Huacaya alpacas are by far the most common type, constituting 90% of the world's population.

Call

LLAMA

The llama (Lama glama) is a domesticated South American camelid, widely used as a meat and pack animal by Andean cultures since the Pre-Columbian era. The height of a full-grown, full-size llama is 1.7 to 1.8 m (5.6 to 5.9 ft) tall at the top of the head, and can weigh between 130 and 200 kg (290 and 440 lb) Llamas have a typical camel-like body shape, but they lack the humps of the Bactrian and dromedary camel. They have long necks, slender limbs, and rounded muzzles. They have protruding lower incisors (front teeth), and their upper lip is split. Partly because they have been domesticated for their wool, the llama can be found in a wide variety of colors, such as white, brown, gray, black, or piebald. One common pattern is reddish-brown fur with mottled patches of yellow or white.

Huanaco

GUANACO

The guanaco (Lama guanicoe), a camelid native to South America, stands between 1.0 and 1.2 m (3 ft 3 in and 3 ft 11 in) at the shoulder[2] and weighs 90 to 140 kg (200 to 310 lb).[3] Its color varies very little (unlike the domestic llama), ranging from a light brown to dark cinnamon and shading to white underneath. Guanacos have grey faces and small, straight ears.

The name guanaco comes from the South American Quechua word huanaco[4] (modern spelling: wanaku). 

Vicuña

VICUÑA

The vicuña is one of two wild South American camelids which live in the high alpine areas of the Andes, the other being the guanaco. It is a relative of the llama, and is now believed to be the wild ancestor of domesticated alpacas, which are raised for their coats. Vicuñas produce small amounts of extremely fine wool, which is very expensive because the animal can only be shorn every three years, and has to be caught from the wild. When knitted together, the product of the vicuña's wool is very soft and warm.
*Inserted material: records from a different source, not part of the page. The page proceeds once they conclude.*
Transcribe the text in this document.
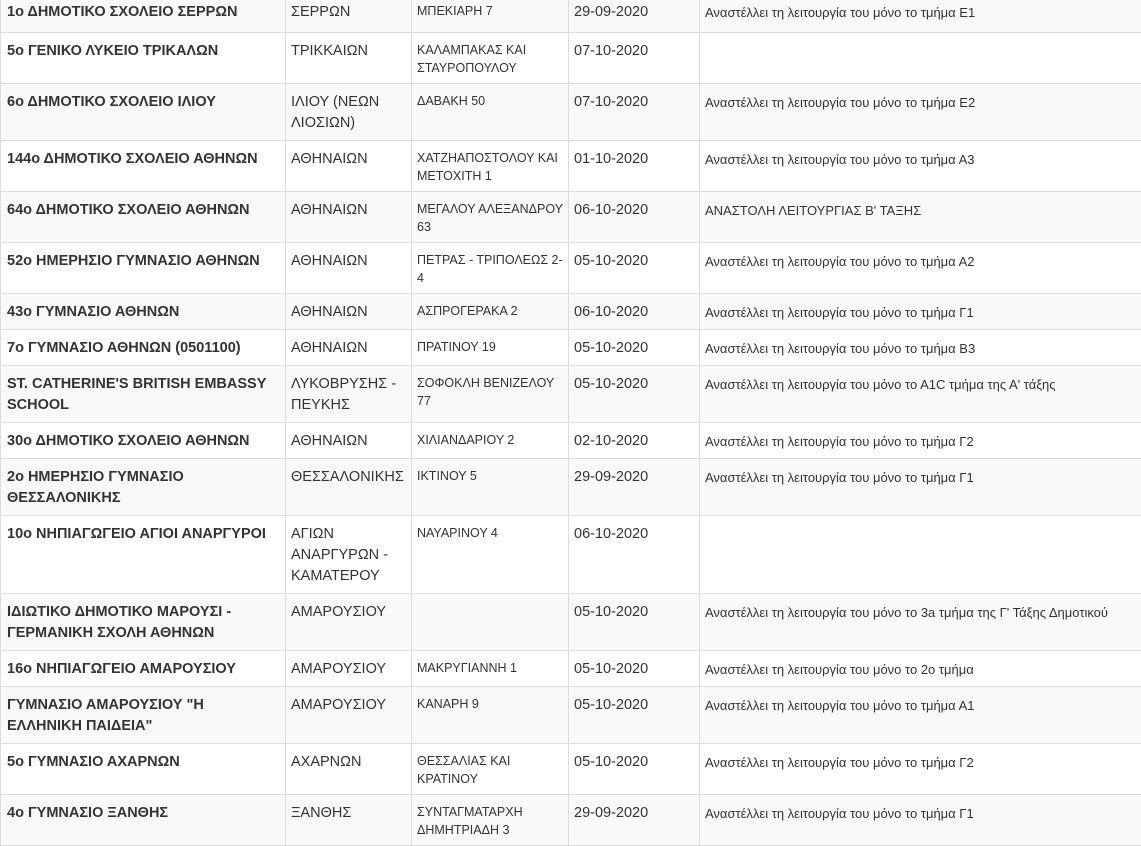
1ο ΔΗΜΟΤΙΚΟ ΣΧΟΛΕΙΟ ΣΕΡΡΩΝ	ΣΕΡΡΩΝ	ΜΠΕΚΙΑΡΗ 7	29-09-2020	Αναστέλλει τη λειτουργία του μόνο το τμήμα Ε1
5ο ΓΕΝΙΚΟ ΛΥΚΕΙΟ ΤΡΙΚΑΛΩΝ	ΤΡΙΚΚΑΙΩΝ	ΚΑΛΑΜΠΑΚΑΣ ΚΑΙ ΣΤΑΥΡΟΠΟΥΛΟΥ	07-10-2020	
6ο ΔΗΜΟΤΙΚΟ ΣΧΟΛΕΙΟ ΙΛΙΟΥ	ΙΛΙΟΥ (ΝΕΩΝ ΛΙΟΣΙΩΝ)	ΔΑΒΑΚΗ 50	07-10-2020	Αναστέλλει τη λειτουργία του μόνο το τμήμα Ε2
144ο ΔΗΜΟΤΙΚΟ ΣΧΟΛΕΙΟ ΑΘΗΝΩΝ	ΑΘΗΝΑΙΩΝ	ΧΑΤΖΗΑΠΟΣΤΟΛΟΥ ΚΑΙ ΜΕΤΟΧΙΤΗ 1	01-10-2020	Αναστέλλει τη λειτουργία του μόνο το τμήμα Α3
64ο ΔΗΜΟΤΙΚΟ ΣΧΟΛΕΙΟ ΑΘΗΝΩΝ	ΑΘΗΝΑΙΩΝ	ΜΕΓΑΛΟΥ ΑΛΕΞΑΝΔΡΟΥ 63	06-10-2020	ΑΝΑΣΤΟΛΗ ΛΕΙΤΟΥΡΓΙΑΣ Β' ΤΑΞΗΣ
52ο ΗΜΕΡΗΣΙΟ ΓΥΜΝΑΣΙΟ ΑΘΗΝΩΝ	ΑΘΗΝΑΙΩΝ	ΠΕΤΡΑΣ - ΤΡΙΠΟΛΕΩΣ 2-4	05-10-2020	Αναστέλλει τη λειτουργία του μόνο το τμήμα Α2
43ο ΓΥΜΝΑΣΙΟ ΑΘΗΝΩΝ	ΑΘΗΝΑΙΩΝ	ΑΣΠΡΟΓΕΡΑΚΑ 2	06-10-2020	Αναστέλλει τη λειτουργία του μόνο το τμήμα Γ1
7ο ΓΥΜΝΑΣΙΟ ΑΘΗΝΩΝ (0501100)	ΑΘΗΝΑΙΩΝ	ΠΡΑΤΙΝΟΥ 19	05-10-2020	Αναστέλλει τη λειτουργία του μόνο το τμήμα Β3
ST. CATHERINE'S BRITISH EMBASSY SCHOOL	ΛΥΚΟΒΡΥΣΗΣ - ΠΕΥΚΗΣ	ΣΟΦΟΚΛΗ ΒΕΝΙΖΕΛΟΥ 77	05-10-2020	Αναστέλλει τη λειτουργία του μόνο το Α1C τμήμα της Α' τάξης
30ο ΔΗΜΟΤΙΚΟ ΣΧΟΛΕΙΟ ΑΘΗΝΩΝ	ΑΘΗΝΑΙΩΝ	ΧΙΛΙΑΝΔΑΡΙΟΥ 2	02-10-2020	Αναστέλλει τη λειτουργία του μόνο το τμήμα Γ2
2ο ΗΜΕΡΗΣΙΟ ΓΥΜΝΑΣΙΟ ΘΕΣΣΑΛΟΝΙΚΗΣ	ΘΕΣΣΑΛΟΝΙΚΗΣ	ΙΚΤΙΝΟΥ 5	29-09-2020	Αναστέλλει τη λειτουργία του μόνο το τμήμα Γ1
10ο ΝΗΠΙΑΓΩΓΕΙΟ ΑΓΙΟΙ ΑΝΑΡΓΥΡΟΙ	ΑΓΙΩΝ ΑΝΑΡΓΥΡΩΝ - ΚΑΜΑΤΕΡΟΥ	ΝΑΥΑΡΙΝΟΥ 4	06-10-2020	
ΙΔΙΩΤΙΚΟ ΔΗΜΟΤΙΚΟ ΜΑΡΟΥΣΙ - ΓΕΡΜΑΝΙΚΗ ΣΧΟΛΗ ΑΘΗΝΩΝ	ΑΜΑΡΟΥΣΙΟΥ		05-10-2020	Αναστέλλει τη λειτουργία του μόνο το 3a τμήμα της Γ' Τάξης Δημοτικού
16ο ΝΗΠΙΑΓΩΓΕΙΟ ΑΜΑΡΟΥΣΙΟΥ	ΑΜΑΡΟΥΣΙΟΥ	ΜΑΚΡΥΓΙΑΝΝΗ 1	05-10-2020	Αναστέλλει τη λειτουργία του μόνο το 2ο τμήμα
ΓΥΜΝΑΣΙΟ ΑΜΑΡΟΥΣΙΟΥ "Η ΕΛΛΗΝΙΚΗ ΠΑΙΔΕΙΑ"	ΑΜΑΡΟΥΣΙΟΥ	ΚΑΝΑΡΗ 9	05-10-2020	Αναστέλλει τη λειτουργία του μόνο το τμήμα Α1
5ο ΓΥΜΝΑΣΙΟ ΑΧΑΡΝΩΝ	ΑΧΑΡΝΩΝ	ΘΕΣΣΑΛΙΑΣ ΚΑΙ ΚΡΑΤΙΝΟΥ	05-10-2020	Αναστέλλει τη λειτουργία του μόνο το τμήμα Γ2
4ο ΓΥΜΝΑΣΙΟ ΞΑΝΘΗΣ	ΞΑΝΘΗΣ	ΣΥΝΤΑΓΜΑΤΑΡΧΗ ΔΗΜΗΤΡΙΑΔΗ 3	29-09-2020	Αναστέλλει τη λειτουργία του μόνο το τμήμα Γ1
The Inca valued vicuñas highly for their wool, and it was against the law for anyone but royalty to wear vicuña garments; today the vicuña is the national animal of Peru and appears in the Peruvian coat of arms.
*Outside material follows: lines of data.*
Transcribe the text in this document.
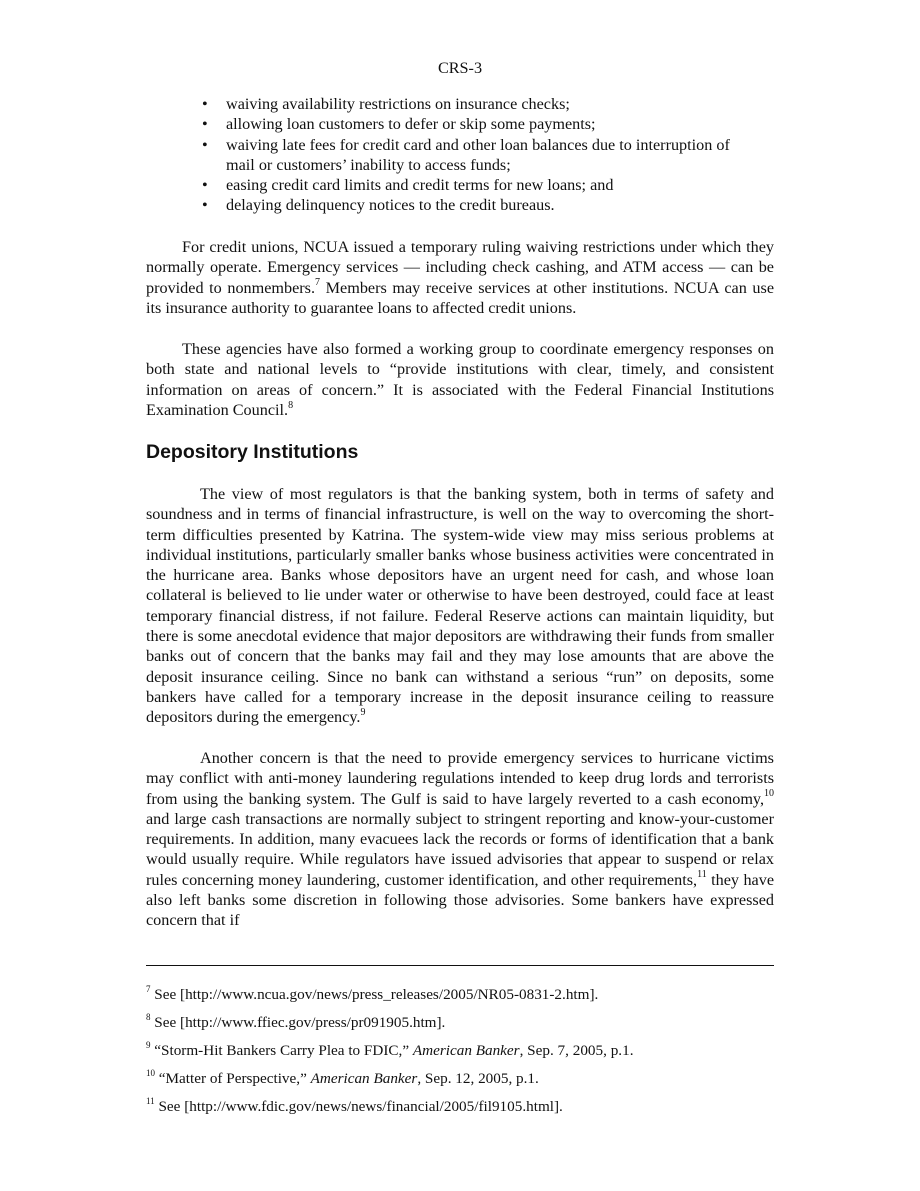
CRS-3
• waiving availability restrictions on insurance checks;
• allowing loan customers to defer or skip some payments;
• waiving late fees for credit card and other loan balances due to interruption of mail or customers’ inability to access funds;
• easing credit card limits and credit terms for new loans; and
• delaying delinquency notices to the credit bureaus.

For credit unions, NCUA issued a temporary ruling waiving restrictions under which they normally operate. Emergency services — including check cashing, and ATM access — can be provided to nonmembers.$^7$ Members may receive services at other institutions. NCUA can use its insurance authority to guarantee loans to affected credit unions.

These agencies have also formed a working group to coordinate emergency responses on both state and national levels to “provide institutions with clear, timely, and consistent information on areas of concern.” It is associated with the Federal Financial Institutions Examination Council.$^8$

Depository Institutions

The view of most regulators is that the banking system, both in terms of safety and soundness and in terms of financial infrastructure, is well on the way to overcoming the short-term difficulties presented by Katrina. The system-wide view may miss serious problems at individual institutions, particularly smaller banks whose business activities were concentrated in the hurricane area. Banks whose depositors have an urgent need for cash, and whose loan collateral is believed to lie under water or otherwise to have been destroyed, could face at least temporary financial distress, if not failure. Federal Reserve actions can maintain liquidity, but there is some anecdotal evidence that major depositors are withdrawing their funds from smaller banks out of concern that the banks may fail and they may lose amounts that are above the deposit insurance ceiling. Since no bank can withstand a serious “run” on deposits, some bankers have called for a temporary increase in the deposit insurance ceiling to reassure depositors during the emergency.$^9$

Another concern is that the need to provide emergency services to hurricane victims may conflict with anti-money laundering regulations intended to keep drug lords and terrorists from using the banking system. The Gulf is said to have largely reverted to a cash economy,$^{10}$ and large cash transactions are normally subject to stringent reporting and know-your-customer requirements. In addition, many evacuees lack the records or forms of identification that a bank would usually require. While regulators have issued advisories that appear to suspend or relax rules concerning money laundering, customer identification, and other requirements,$^{11}$ they have also left banks some discretion in following those advisories. Some bankers have expressed concern that if

$^7$ See [http://www.ncua.gov/news/press_releases/2005/NR05-0831-2.htm].
$^8$ See [http://www.ffiec.gov/press/pr091905.htm].
$^9$ “Storm-Hit Bankers Carry Plea to FDIC,” American Banker, Sep. 7, 2005, p.1.
$^{10}$ “Matter of Perspective,” American Banker, Sep. 12, 2005, p.1.
$^{11}$ See [http://www.fdic.gov/news/news/financial/2005/fil9105.html].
Both under the rule of the Inca and today, vicuñas have been protected by law, but they were heavily hunted in the intervening period. At the time they were declared endangered in 1974, only about 6,000 animals were left. Today, the vicuña population has recovered to about 350,000,[1] and although conservation organizations have reduced its level of threat classification, they still call for active conservation programs to protect populations from poaching, habitat loss, and other threats.
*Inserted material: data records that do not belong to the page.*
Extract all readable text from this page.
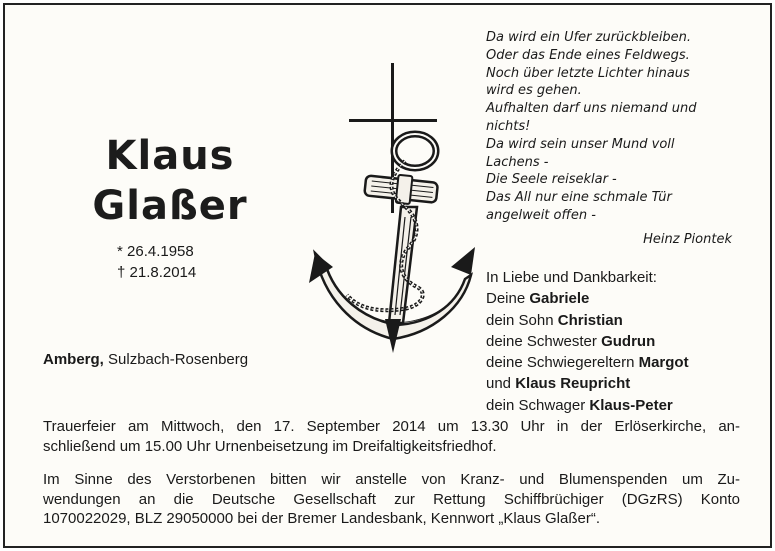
Klaus
Glaßer
* 26.4.1958
† 21.8.2014
Amberg, Sulzbach-Rosenberg
Da wird ein Ufer zurückbleiben.
Oder das Ende eines Feldwegs.
Noch über letzte Lichter hinaus
wird es gehen.
Aufhalten darf uns niemand und
nichts!
Da wird sein unser Mund voll
Lachens -
Die Seele reiseklar -
Das All nur eine schmale Tür
angelweit offen -
Heinz Piontek
In Liebe und Dankbarkeit:
Deine Gabriele
dein Sohn Christian
deine Schwester Gudrun
deine Schwiegereltern Margot
und Klaus Reupricht
dein Schwager Klaus-Peter
Trauerfeier am Mittwoch, den 17. September 2014 um 13.30 Uhr in der Erlöserkirche, an-
schließend um 15.00 Uhr Urnenbeisetzung im Dreifaltigkeitsfriedhof.
Im Sinne des Verstorbenen bitten wir anstelle von Kranz- und Blumenspenden um Zu-
wendungen an die Deutsche Gesellschaft zur Rettung Schiffbrüchiger (DGzRS) Konto
1070022029, BLZ 29050000 bei der Bremer Landesbank, Kennwort „Klaus Glaßer“.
Until recently, the vicuña was thought to not have been domesticated, and the llama and the alpaca were both regarded as descendants of the closely related guanaco. But recent DNA research has shown the alpaca may well have vicuña parentage.[3] Today, the vicuña is mainly wild, but the local people still perform special rituals with these creatures, including a fertility rite.